Apple stores aren’t big enough, CEO Tim Cook said today at a Goldman Sach’s conference in San Francisco, and there aren’t enough of them. So the company is moving and expanding 20 existing stores and adding 30 new ones this year.
“Our average store does $50 million in revenue,” Cook said in some amazement. “Who would have thought of that!”
He also likened Apple’s stores to a drug, saying that he uses them as a quick pick-me-up if he ever gets depressed.
“If I ever feel I’m dropping down from an excitement level, I go in a store … it’s like a Prozac,” Cook said. “It’s a feeling like no other.”

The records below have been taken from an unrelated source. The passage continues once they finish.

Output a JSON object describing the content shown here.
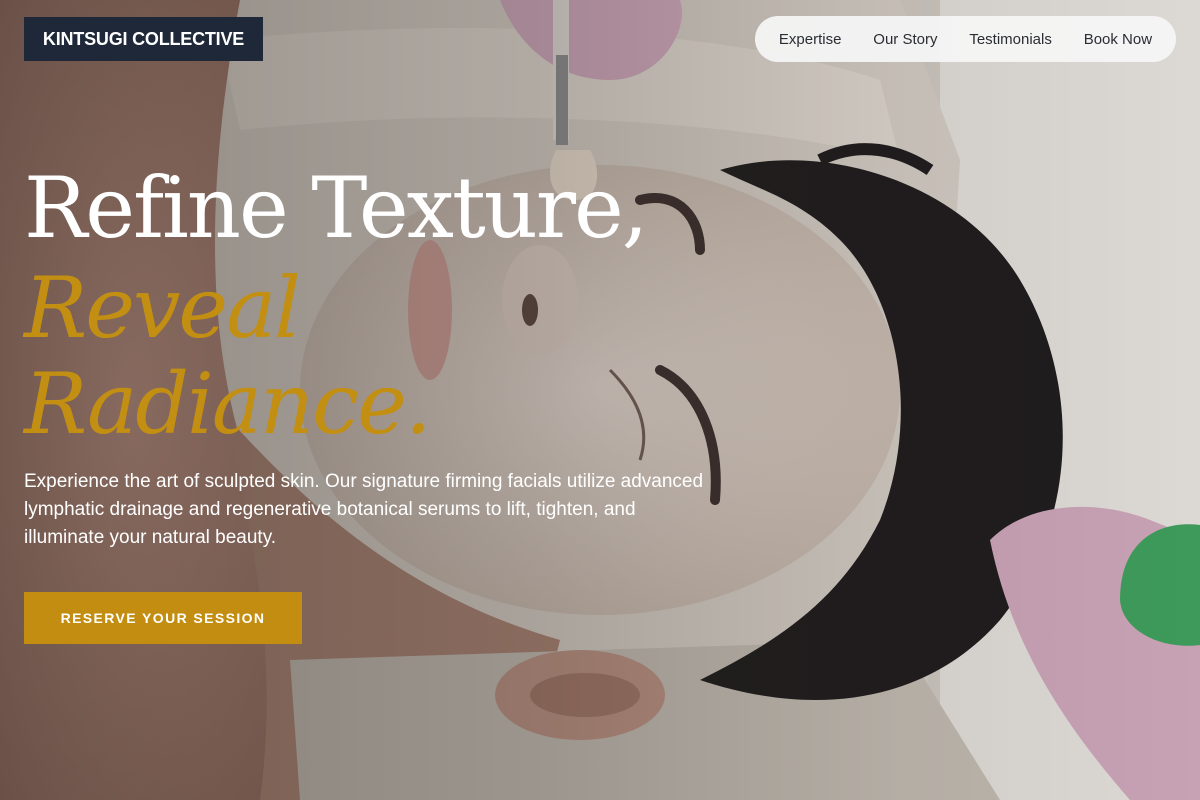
{
  "brand": {
    "name": "KINTSUGI COLLECTIVE",
    "logo_bg": "#1e2838"
  },
  "nav": {
    "items": [
      {
        "label": "Expertise"
      },
      {
        "label": "Our Story"
      },
      {
        "label": "Testimonials"
      },
      {
        "label": "Book Now"
      }
    ]
  },
  "hero": {
    "headline_line1": "Refine Texture,",
    "headline_line2": "Reveal",
    "headline_line3": "Radiance.",
    "accent_color": "#c28f12",
    "description": "Experience the art of sculpted skin. Our signature firming facials utilize advanced lymphatic drainage and regenerative botanical serums to lift, tighten, and illuminate your natural beauty.",
    "cta_label": "RESERVE YOUR SESSION"
  }
}
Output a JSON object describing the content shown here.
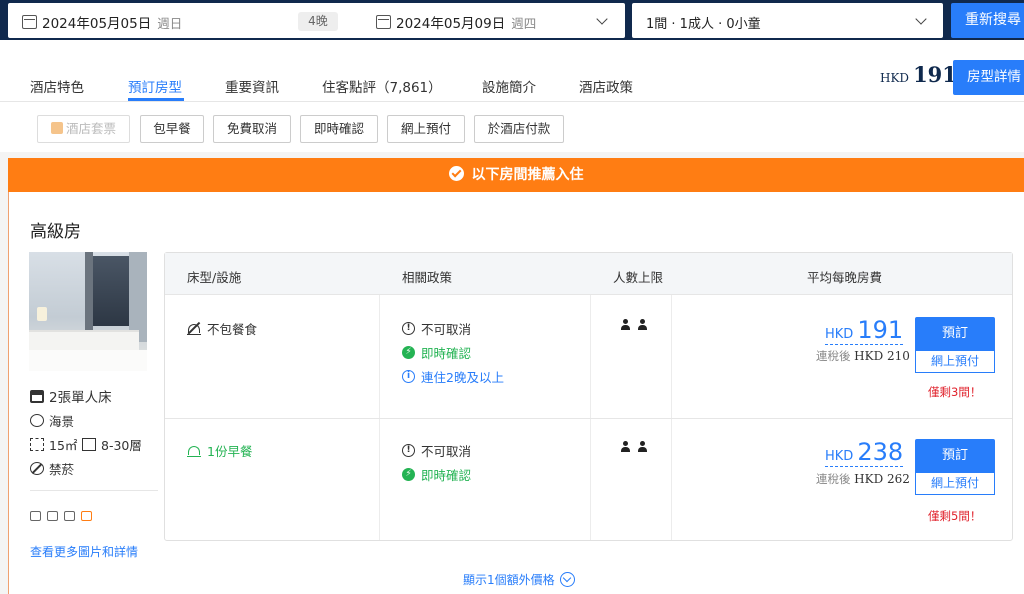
{
  "search": {
    "checkin_date": "2024年05月05日",
    "checkin_weekday": "週日",
    "nights": "4晚",
    "checkout_date": "2024年05月09日",
    "checkout_weekday": "週四",
    "guests": "1間 · 1成人 · 0小童",
    "research_label": "重新搜尋"
  },
  "tabs": [
    {
      "label": "酒店特色"
    },
    {
      "label": "預訂房型",
      "active": true
    },
    {
      "label": "重要資訊"
    },
    {
      "label": "住客點評（7,861）"
    },
    {
      "label": "設施簡介"
    },
    {
      "label": "酒店政策"
    }
  ],
  "header_price": {
    "currency": "HKD",
    "amount": "191",
    "button": "房型詳情"
  },
  "filters": [
    {
      "label": "酒店套票",
      "disabled": true
    },
    {
      "label": "包早餐"
    },
    {
      "label": "免費取消"
    },
    {
      "label": "即時確認"
    },
    {
      "label": "網上預付"
    },
    {
      "label": "於酒店付款"
    }
  ],
  "banner": "以下房間推薦入住",
  "room": {
    "title": "高級房",
    "features": {
      "bed": "2張單人床",
      "view": "海景",
      "area": "15㎡",
      "floor": "8-30層",
      "smoking": "禁菸"
    },
    "amenity_icons": [
      "tv-icon",
      "coffee-icon",
      "bath-icon",
      "toiletries-icon"
    ],
    "more_link": "查看更多圖片和詳情"
  },
  "table": {
    "headers": [
      "床型/設施",
      "相關政策",
      "人數上限",
      "平均每晚房費"
    ],
    "rows": [
      {
        "meal": "不包餐食",
        "policies": [
          "不可取消",
          "即時確認",
          "連住2晚及以上"
        ],
        "max_guests": 2,
        "currency": "HKD",
        "price": "191",
        "tax_label": "連稅後",
        "tax_price": "HKD 210",
        "book_label": "預訂",
        "pay_label": "網上預付",
        "rooms_left": "僅剩3間！"
      },
      {
        "meal": "1份早餐",
        "policies": [
          "不可取消",
          "即時確認"
        ],
        "max_guests": 2,
        "currency": "HKD",
        "price": "238",
        "tax_label": "連稅後",
        "tax_price": "HKD 262",
        "book_label": "預訂",
        "pay_label": "網上預付",
        "rooms_left": "僅剩5間！"
      }
    ]
  },
  "show_more": "顯示1個額外價格",
  "colors": {
    "navy": "#10294d",
    "primary": "#287dfa",
    "orange": "#ff7d13",
    "green": "#24b353",
    "red": "#e0222c"
  }
}
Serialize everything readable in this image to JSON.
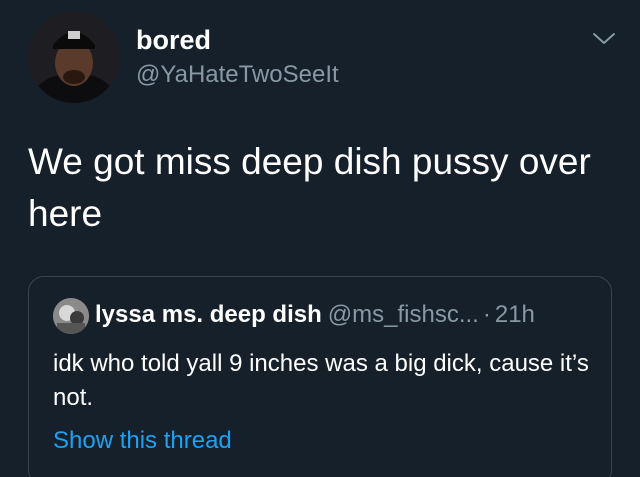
{
  "tweet": {
    "author": {
      "display_name": "bored",
      "handle": "@YaHateTwoSeeIt",
      "avatar_icon": "profile-photo"
    },
    "menu_icon": "chevron-down-icon",
    "text": "We got miss deep dish pussy over here"
  },
  "quoted_tweet": {
    "author": {
      "display_name": "lyssa ms. deep dish",
      "handle": "@ms_fishsc...",
      "separator": "·",
      "time": "21h",
      "avatar_icon": "profile-photo"
    },
    "text": "idk who told yall 9 inches was a big dick, cause it’s not.",
    "thread_link": "Show this thread"
  },
  "colors": {
    "background": "#15202b",
    "primary_text": "#ffffff",
    "secondary_text": "#8899a6",
    "link": "#1da1f2",
    "border": "#38444d"
  }
}
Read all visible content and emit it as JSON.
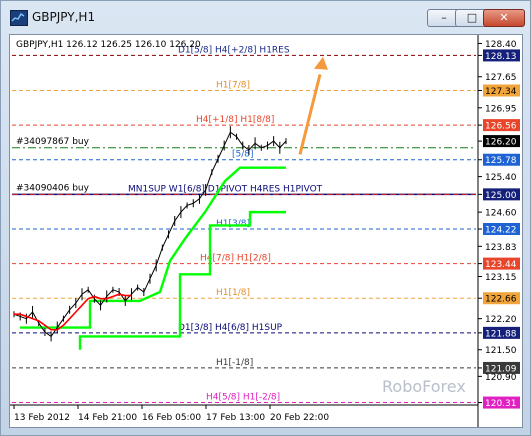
{
  "window": {
    "title": "GBPJPY,H1",
    "minimize_label": "–",
    "maximize_label": "□",
    "close_label": "✕"
  },
  "chart": {
    "info": "GBPJPY,H1  126.12 126.25 126.10 126.20",
    "watermark": "RoboForex",
    "colors": {
      "price_line": "#000000",
      "ma_red": "#ff0000",
      "support_green": "#00ff00",
      "arrow": "#f59a3c",
      "price_badge_blue": "#1e63d3",
      "price_badge_orange": "#f0a43a",
      "price_badge_red": "#e8452b"
    }
  },
  "chart_data": {
    "type": "line",
    "symbol": "GBPJPY",
    "timeframe": "H1",
    "ohlc": {
      "open": 126.12,
      "high": 126.25,
      "low": 126.1,
      "close": 126.2
    },
    "ylim": [
      120.3,
      128.5
    ],
    "x_ticks": [
      "13 Feb 2012",
      "14 Feb 21:00",
      "16 Feb 05:00",
      "17 Feb 13:00",
      "20 Feb 22:00"
    ],
    "price_axis": [
      {
        "value": "128.40",
        "style": "plain"
      },
      {
        "value": "128.13",
        "style": "navy"
      },
      {
        "value": "127.65",
        "style": "plain"
      },
      {
        "value": "127.34",
        "style": "orange"
      },
      {
        "value": "126.95",
        "style": "plain"
      },
      {
        "value": "126.56",
        "style": "red"
      },
      {
        "value": "126.20",
        "style": "black"
      },
      {
        "value": "125.78",
        "style": "blue"
      },
      {
        "value": "125.40",
        "style": "plain"
      },
      {
        "value": "125.00",
        "style": "navy"
      },
      {
        "value": "124.60",
        "style": "plain"
      },
      {
        "value": "124.22",
        "style": "blue"
      },
      {
        "value": "123.83",
        "style": "plain"
      },
      {
        "value": "123.44",
        "style": "red"
      },
      {
        "value": "123.15",
        "style": "plain"
      },
      {
        "value": "122.66",
        "style": "orange"
      },
      {
        "value": "122.20",
        "style": "plain"
      },
      {
        "value": "121.88",
        "style": "navy"
      },
      {
        "value": "121.50",
        "style": "plain"
      },
      {
        "value": "121.09",
        "style": "gray"
      },
      {
        "value": "120.90",
        "style": "plain"
      },
      {
        "value": "120.31",
        "style": "magenta"
      }
    ],
    "levels": [
      {
        "label": "D1[5/8] H4[+2/8] H1RES",
        "value": 128.13,
        "color": "#8b0000",
        "dash": "4,3",
        "label_color": "#1b2a8a"
      },
      {
        "label": "H1[7/8]",
        "value": 127.34,
        "color": "#f0a43a",
        "dash": "4,3",
        "label_color": "#e0902a"
      },
      {
        "label": "H4[+1/8] H1[8/8]",
        "value": 126.56,
        "color": "#e8452b",
        "dash": "4,3",
        "label_color": "#e8452b"
      },
      {
        "label": "[5/8]",
        "value": 125.78,
        "color": "#1e63d3",
        "dash": "4,3",
        "label_color": "#1e63d3"
      },
      {
        "label": "MN1SUP W1[6/8] D1PIVOT H4RES H1PIVOT",
        "value": 125.0,
        "color": "#0a0a7a",
        "dash": "",
        "label_color": "#0a0a7a"
      },
      {
        "label": "H1[3/8]",
        "value": 124.22,
        "color": "#1e63d3",
        "dash": "4,3",
        "label_color": "#1e63d3"
      },
      {
        "label": "H4[7/8] H1[2/8]",
        "value": 123.44,
        "color": "#e8452b",
        "dash": "4,3",
        "label_color": "#e8452b"
      },
      {
        "label": "H1[1/8]",
        "value": 122.66,
        "color": "#f0a43a",
        "dash": "4,3",
        "label_color": "#e0902a"
      },
      {
        "label": "D1[3/8] H4[6/8] H1SUP",
        "value": 121.88,
        "color": "#0a0a7a",
        "dash": "4,3",
        "label_color": "#0a0a7a"
      },
      {
        "label": "H1[-1/8]",
        "value": 121.09,
        "color": "#3a3a3a",
        "dash": "4,3",
        "label_color": "#3a3a3a"
      },
      {
        "label": "H4[5/8] H1[-2/8]",
        "value": 120.31,
        "color": "#e020c0",
        "dash": "4,3",
        "label_color": "#e020c0"
      }
    ],
    "orders": [
      {
        "label": "#34097867 buy",
        "value": 126.05,
        "color": "#1a7a1a"
      },
      {
        "label": "#34090406 buy",
        "value": 125.0,
        "color": "#d0202a"
      }
    ],
    "price_series": [
      122.3,
      122.25,
      122.2,
      122.35,
      122.1,
      121.9,
      121.8,
      122.0,
      122.2,
      122.4,
      122.55,
      122.75,
      122.85,
      122.65,
      122.5,
      122.7,
      122.85,
      122.8,
      122.6,
      122.75,
      122.9,
      122.8,
      123.1,
      123.4,
      123.8,
      124.1,
      124.4,
      124.6,
      124.75,
      124.8,
      124.9,
      125.1,
      125.5,
      125.8,
      126.1,
      126.4,
      126.3,
      126.1,
      126.0,
      126.15,
      126.05,
      126.1,
      126.2,
      126.05,
      126.2
    ],
    "red_ma": [
      122.3,
      122.3,
      122.25,
      122.2,
      122.15,
      122.05,
      121.95,
      121.95,
      122.05,
      122.2,
      122.35,
      122.5,
      122.65,
      122.7,
      122.65,
      122.65,
      122.7,
      122.75,
      122.72,
      122.72
    ]
  }
}
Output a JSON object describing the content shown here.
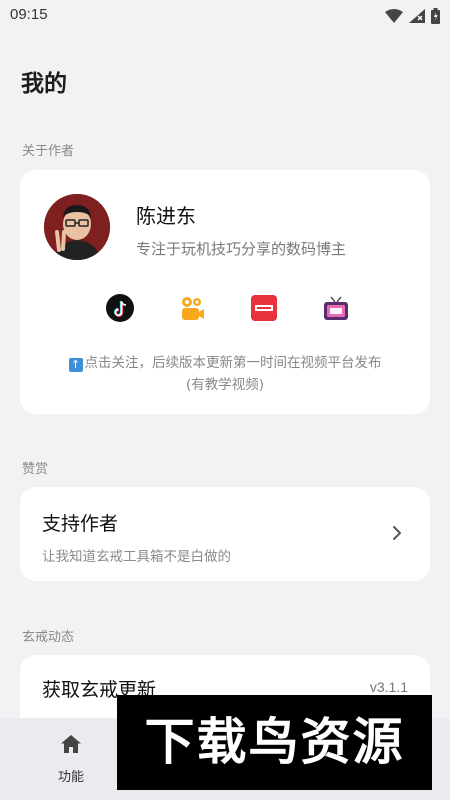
{
  "status_bar": {
    "time": "09:15"
  },
  "page": {
    "title": "我的"
  },
  "about": {
    "section_label": "关于作者",
    "name": "陈进东",
    "bio": "专注于玩机技巧分享的数码博主",
    "socials": [
      {
        "icon": "tiktok-icon"
      },
      {
        "icon": "kuaishou-icon"
      },
      {
        "icon": "xiaohongshu-icon",
        "text": "小红书"
      },
      {
        "icon": "tv-icon"
      }
    ],
    "notice_line1": "点击关注，后续版本更新第一时间在视频平台发布",
    "notice_line2": "(有教学视频)"
  },
  "reward": {
    "section_label": "赞赏",
    "title": "支持作者",
    "subtitle": "让我知道玄戒工具箱不是白做的"
  },
  "news": {
    "section_label": "玄戒动态",
    "title": "获取玄戒更新",
    "version": "v3.1.1"
  },
  "bottom_nav": {
    "items": [
      {
        "label": "功能",
        "icon": "home-icon"
      }
    ]
  },
  "watermark": {
    "text": "下载鸟资源"
  },
  "colors": {
    "background": "#f2f2f5",
    "card": "#ffffff",
    "muted": "#8a8a8a"
  }
}
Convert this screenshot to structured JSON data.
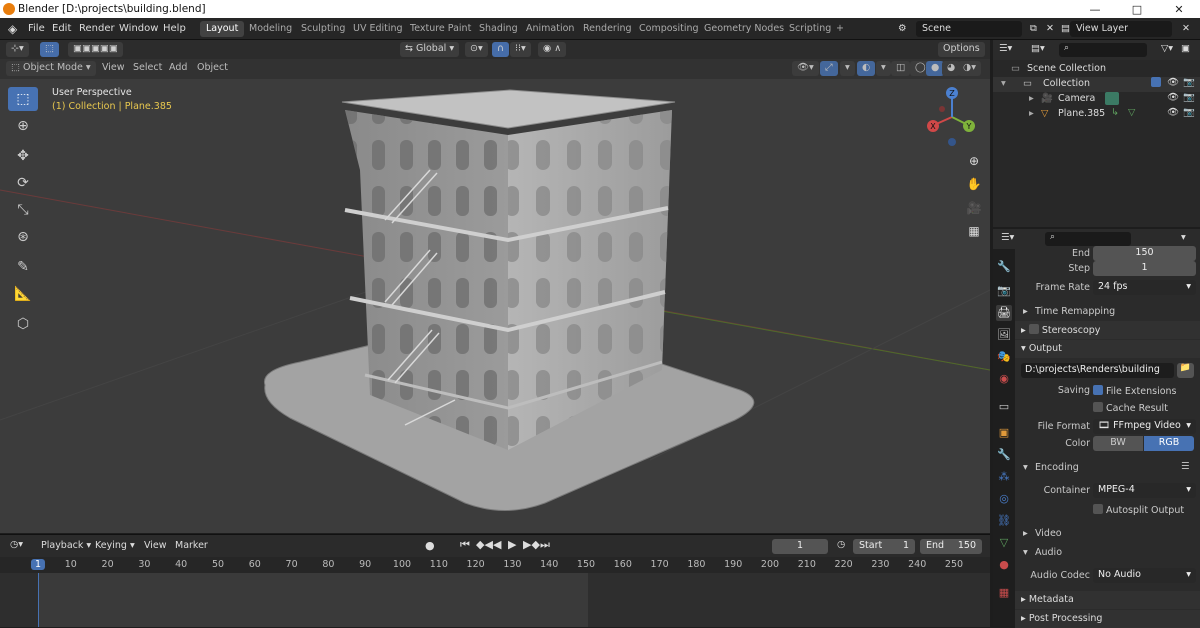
{
  "window": {
    "title": "Blender [D:\\projects\\building.blend]",
    "min": "—",
    "max": "□",
    "close": "✕"
  },
  "menu": [
    "File",
    "Edit",
    "Render",
    "Window",
    "Help"
  ],
  "workspaces": [
    "Layout",
    "Modeling",
    "Sculpting",
    "UV Editing",
    "Texture Paint",
    "Shading",
    "Animation",
    "Rendering",
    "Compositing",
    "Geometry Nodes",
    "Scripting"
  ],
  "scene": "Scene",
  "view_layer": "View Layer",
  "viewport": {
    "transform_orientation": "Global",
    "options": "Options",
    "mode": "Object Mode",
    "menus": [
      "View",
      "Select",
      "Add",
      "Object"
    ],
    "perspective": "User Perspective",
    "collection_info": "(1) Collection | Plane.385",
    "gizmo": {
      "x": "X",
      "y": "Y",
      "z": "Z"
    }
  },
  "timeline": {
    "menus": [
      "Playback",
      "Keying",
      "View",
      "Marker"
    ],
    "current_frame": "1",
    "start_label": "Start",
    "start": "1",
    "end_label": "End",
    "end": "150",
    "ticks": [
      "1",
      "10",
      "20",
      "30",
      "40",
      "50",
      "60",
      "70",
      "80",
      "90",
      "100",
      "110",
      "120",
      "130",
      "140",
      "150",
      "160",
      "170",
      "180",
      "190",
      "200",
      "210",
      "220",
      "230",
      "240",
      "250"
    ]
  },
  "outliner": {
    "scene_collection": "Scene Collection",
    "collection": "Collection",
    "items": [
      "Camera",
      "Plane.385"
    ]
  },
  "properties": {
    "end_label": "End",
    "end_value": "150",
    "step_label": "Step",
    "step_value": "1",
    "frame_rate_label": "Frame Rate",
    "frame_rate_value": "24 fps",
    "time_remapping": "Time Remapping",
    "stereoscopy": "Stereoscopy",
    "output": "Output",
    "output_path": "D:\\projects\\Renders\\building",
    "saving_label": "Saving",
    "file_extensions": "File Extensions",
    "cache_result": "Cache Result",
    "file_format_label": "File Format",
    "file_format_value": "FFmpeg Video",
    "color_label": "Color",
    "color_bw": "BW",
    "color_rgb": "RGB",
    "encoding": "Encoding",
    "container_label": "Container",
    "container_value": "MPEG-4",
    "autosplit": "Autosplit Output",
    "video": "Video",
    "audio": "Audio",
    "audio_codec_label": "Audio Codec",
    "audio_codec_value": "No Audio",
    "metadata": "Metadata",
    "post_processing": "Post Processing"
  },
  "colors": {
    "accent": "#4772b3",
    "viewport_bg": "#3c3c3c",
    "active_collection": "#e8c84f"
  }
}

Apple currently has 400 stores in 12 countries. One of the 30 new stores the company is adding in 2013 is its first in Turkey, which will be Apple retail’s 13th country. Last year, Cook said, 370 million people came in to an Apple store, including 120 million in the last quarter alone.
Cook credits the stores for at least part of the iPad’s success:
“I don’t think we’d have been as successful with iPad if we didn’t have our stores,” he said. “I don’t think the launch would have been nearly as successful. They’re an incredible competitive advantage … that is not so easy to replicate.”
Analysts had questioned earlier in the call what Apple is doing with its $137 billion in cash, and Cook said that opening more stores was one way the company would be putting that money to work. The new stores help Apple launch new products and educate customers on new categories, he added … perhaps a hint that Apple will launch some entirely new category of products (Apple TV, anyone?) at some point in the future.
Cook also said that perhaps “store” was not the right word for Apple’s retail endeavors anymore, noting that local musicians play gigs there, people come in for a social experience, and that each store is, in some way, becoming a focus for local community events.
None of which detracts, of course, from that $50 million in revenue per store.